Selon Bernard Botiveau, qui était chargé de cours pendant plusieurs années à l’Institut de droit dépendant de l'université de Berzeit, à côté de Jérusalem, L’Etat palestinien existe en fait.
Pendant l’application de l’autonomie, l’OLP a implanté, en fait, les fondements de cet Etat. Les accords signés avec Israël lui permettent d’exercer des pouvoirs dans les domaines politique, économique, social et culturel, sur une partie de la Cisjordanie et de Gaza.

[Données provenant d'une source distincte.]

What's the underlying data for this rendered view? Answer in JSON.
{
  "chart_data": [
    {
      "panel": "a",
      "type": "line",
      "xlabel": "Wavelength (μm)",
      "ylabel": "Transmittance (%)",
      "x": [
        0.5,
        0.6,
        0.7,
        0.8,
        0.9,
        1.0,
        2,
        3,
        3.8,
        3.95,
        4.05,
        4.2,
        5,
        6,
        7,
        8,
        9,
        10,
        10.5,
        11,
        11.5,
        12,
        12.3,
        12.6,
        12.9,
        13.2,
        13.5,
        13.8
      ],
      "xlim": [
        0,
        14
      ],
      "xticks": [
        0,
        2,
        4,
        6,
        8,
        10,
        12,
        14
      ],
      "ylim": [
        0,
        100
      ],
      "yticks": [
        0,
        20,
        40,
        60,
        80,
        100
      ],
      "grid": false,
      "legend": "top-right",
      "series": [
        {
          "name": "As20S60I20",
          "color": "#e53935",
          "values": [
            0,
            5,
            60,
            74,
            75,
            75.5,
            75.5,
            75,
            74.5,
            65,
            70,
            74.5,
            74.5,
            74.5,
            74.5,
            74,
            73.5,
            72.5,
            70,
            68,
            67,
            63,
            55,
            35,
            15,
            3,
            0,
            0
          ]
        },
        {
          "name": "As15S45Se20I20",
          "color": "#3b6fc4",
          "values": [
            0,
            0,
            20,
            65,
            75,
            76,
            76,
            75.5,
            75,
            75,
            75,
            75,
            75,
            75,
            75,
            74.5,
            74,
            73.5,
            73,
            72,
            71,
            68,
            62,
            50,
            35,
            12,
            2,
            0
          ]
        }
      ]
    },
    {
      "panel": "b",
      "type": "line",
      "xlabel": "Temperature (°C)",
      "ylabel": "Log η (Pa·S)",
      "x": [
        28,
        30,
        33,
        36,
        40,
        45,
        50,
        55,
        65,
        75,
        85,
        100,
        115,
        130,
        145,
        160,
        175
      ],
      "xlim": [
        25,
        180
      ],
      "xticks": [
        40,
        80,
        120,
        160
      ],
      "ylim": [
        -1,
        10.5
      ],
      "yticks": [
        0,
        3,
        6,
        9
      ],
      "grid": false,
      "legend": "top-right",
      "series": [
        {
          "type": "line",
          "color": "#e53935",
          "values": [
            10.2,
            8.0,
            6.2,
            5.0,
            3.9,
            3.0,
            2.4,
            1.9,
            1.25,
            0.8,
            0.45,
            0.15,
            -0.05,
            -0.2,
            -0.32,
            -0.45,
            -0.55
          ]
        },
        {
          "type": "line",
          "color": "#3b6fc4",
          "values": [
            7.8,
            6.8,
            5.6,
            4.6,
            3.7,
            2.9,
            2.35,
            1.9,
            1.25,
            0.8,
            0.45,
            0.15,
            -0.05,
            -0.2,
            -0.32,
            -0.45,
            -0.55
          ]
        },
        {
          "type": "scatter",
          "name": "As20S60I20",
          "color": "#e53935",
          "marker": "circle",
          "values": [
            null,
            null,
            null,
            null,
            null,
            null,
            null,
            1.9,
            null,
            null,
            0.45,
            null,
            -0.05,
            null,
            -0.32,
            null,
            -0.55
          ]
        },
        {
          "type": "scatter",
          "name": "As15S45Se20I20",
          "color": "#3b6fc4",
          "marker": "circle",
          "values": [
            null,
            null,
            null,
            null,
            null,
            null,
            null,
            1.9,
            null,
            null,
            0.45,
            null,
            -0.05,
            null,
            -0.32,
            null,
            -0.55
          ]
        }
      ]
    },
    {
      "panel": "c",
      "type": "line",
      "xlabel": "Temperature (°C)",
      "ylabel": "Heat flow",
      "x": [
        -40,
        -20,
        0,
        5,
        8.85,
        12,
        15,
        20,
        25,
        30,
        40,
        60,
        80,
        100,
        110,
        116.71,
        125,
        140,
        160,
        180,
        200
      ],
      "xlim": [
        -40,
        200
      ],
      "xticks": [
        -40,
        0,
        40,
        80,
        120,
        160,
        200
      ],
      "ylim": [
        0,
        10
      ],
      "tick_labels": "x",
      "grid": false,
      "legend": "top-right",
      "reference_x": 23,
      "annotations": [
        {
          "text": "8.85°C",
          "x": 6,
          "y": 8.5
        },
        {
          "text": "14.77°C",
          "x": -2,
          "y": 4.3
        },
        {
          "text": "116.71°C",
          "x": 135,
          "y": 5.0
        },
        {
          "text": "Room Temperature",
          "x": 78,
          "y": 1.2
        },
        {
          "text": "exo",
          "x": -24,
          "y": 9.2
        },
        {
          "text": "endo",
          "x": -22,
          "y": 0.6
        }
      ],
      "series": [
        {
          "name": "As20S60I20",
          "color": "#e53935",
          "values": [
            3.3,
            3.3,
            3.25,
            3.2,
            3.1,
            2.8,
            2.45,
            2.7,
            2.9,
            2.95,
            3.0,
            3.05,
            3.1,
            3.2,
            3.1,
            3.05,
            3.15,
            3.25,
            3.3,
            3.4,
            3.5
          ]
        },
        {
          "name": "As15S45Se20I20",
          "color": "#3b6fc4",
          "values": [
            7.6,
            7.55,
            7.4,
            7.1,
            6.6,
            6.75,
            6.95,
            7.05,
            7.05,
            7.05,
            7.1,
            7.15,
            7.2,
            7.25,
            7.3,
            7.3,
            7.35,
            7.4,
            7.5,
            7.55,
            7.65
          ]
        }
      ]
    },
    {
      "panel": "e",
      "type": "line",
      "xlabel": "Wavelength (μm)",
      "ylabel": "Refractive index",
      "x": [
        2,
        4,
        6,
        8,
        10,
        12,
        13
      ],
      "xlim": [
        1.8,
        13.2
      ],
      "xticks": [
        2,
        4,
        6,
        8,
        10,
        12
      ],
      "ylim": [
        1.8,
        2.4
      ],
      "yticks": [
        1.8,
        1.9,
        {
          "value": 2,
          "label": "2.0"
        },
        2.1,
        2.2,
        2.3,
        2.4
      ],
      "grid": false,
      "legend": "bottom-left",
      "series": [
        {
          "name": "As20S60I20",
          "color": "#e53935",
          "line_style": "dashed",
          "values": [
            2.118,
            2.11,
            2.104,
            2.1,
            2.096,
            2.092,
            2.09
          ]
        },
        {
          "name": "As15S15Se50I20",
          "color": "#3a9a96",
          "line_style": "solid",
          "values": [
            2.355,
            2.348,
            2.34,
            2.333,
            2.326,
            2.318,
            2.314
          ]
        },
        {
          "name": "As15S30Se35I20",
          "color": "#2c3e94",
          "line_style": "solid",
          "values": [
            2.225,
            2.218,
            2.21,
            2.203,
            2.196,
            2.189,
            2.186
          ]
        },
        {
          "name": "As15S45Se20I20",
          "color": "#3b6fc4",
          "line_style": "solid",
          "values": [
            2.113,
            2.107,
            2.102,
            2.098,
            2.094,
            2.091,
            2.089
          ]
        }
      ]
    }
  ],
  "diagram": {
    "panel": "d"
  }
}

Le nouveau pouvoir s’est d’abord facilement imposé car, étant directement issu de l’OLP, il bénéficie d’une organisation expérimentée.
De plus, les accords économiques internationaux lui ont facilité l’installation des institutions de l’autonomie, avec l’appui implicite d’Israël. Une administration s’est installée, distincte de celle de l’OLP, dont la bureaucratie reste souvent tributaire d’intérêts locaux. Le gouvernement autonome est composé des ministres appartenant pour moitié à la bureaucratie de l’OLP venue de Tunis, et une autre moitié aux élites de Gaza et de Cisjordanie ; notamment de ceux qui ont toujours joué un rôle central dans l’OLP. Quant aux militants de l’Intifada, ils ont été intégrés en grand nombre dans l’appareil d’Etat, notamment dans les multiples services de renseignement et de police ; soit 20 000 hommes environ au total, appointés comme les 20 000 à 30 000 autres fonctionnaires, grâce à l’aide internationale.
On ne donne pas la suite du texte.